Il me semble que le gauchisme culturel y joue un rôle-clé, en particulier par le canal des écoles de journalisme. Un gauchisme culturel qui succède à la domination culturelle du Parti communiste, aux engagements de la gauche durant la guerre d’Algérie qui ont alimenté un sentiment de culpabilité vis-à-vis de l’immigration. Sans oublier l’idéologie tiers- mondiste des années 1970-1980, et une certaine fascination pour l’islam perçu comme la religion des pauvres et des déshérités dans la foulée de la révolution islamique de 1979 en Iran. Ces idéaux, respectables, ont été cyniquement instrumentalisés ensuite par le président Mitterrand qui, en perte de vitesse après le « tournant de la rigueur » de 1983, utilise l’extrême droite et la question de l’immigration pour empêcher le retour au pouvoir de la droite classique.
Avez-vous subi des tentatives d’intimidation ? Quelles conséquences pour votre carrière ?

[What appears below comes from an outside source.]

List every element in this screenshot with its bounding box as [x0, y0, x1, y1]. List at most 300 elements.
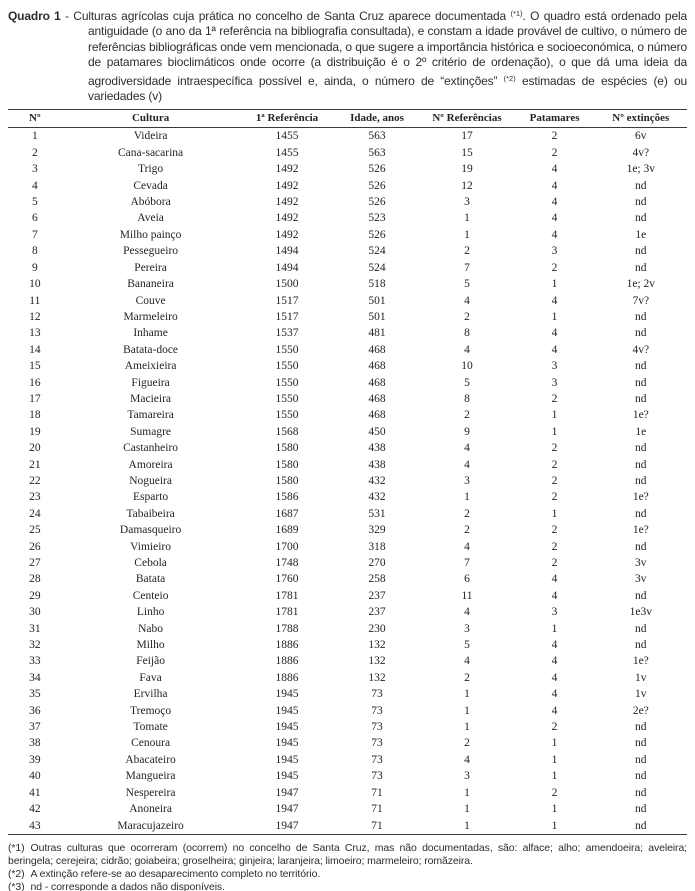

L’intimidation médiatique est puissante quand les micros se ferment et que l’on est déclaré « clivant », un mot qui vous vaut une exclusion silencieuse, en particulier dans les médias de service public. À cette censure d’État par procuration, ajoutez l’omerta des médias de la bien-pensance et la censure insidieuse mise en place par certains libraires contre des maisons d’édition jugées « islamophobes » et/ou « proches de l’extrême droite », à l’instar de L’Artilleur dont plusieurs librairies refusent de commander les ouvrages. Ne cherchez pas de censure d’État en France, il n’y en a pas : la censure véritable est chez les gens de progrès. Mes prises de position ont mis un terme à ma carrière professionnelle quand le directeur du Mémorial de la Shoah a refusé de prolonger mon contrat de peur que mon nom fasse désormais mauvaise figure dans les « banlieues musulmanes ». L’affaire ne manque pas de piquant quand cette institution qui se prévaut chaque jour d’être à la « pointe du combat contre l’antisémitisme » met discrètement à la porte son directeur éditorial coupable d’avoir dénoncé l’antisémitisme originaire du Maghreb.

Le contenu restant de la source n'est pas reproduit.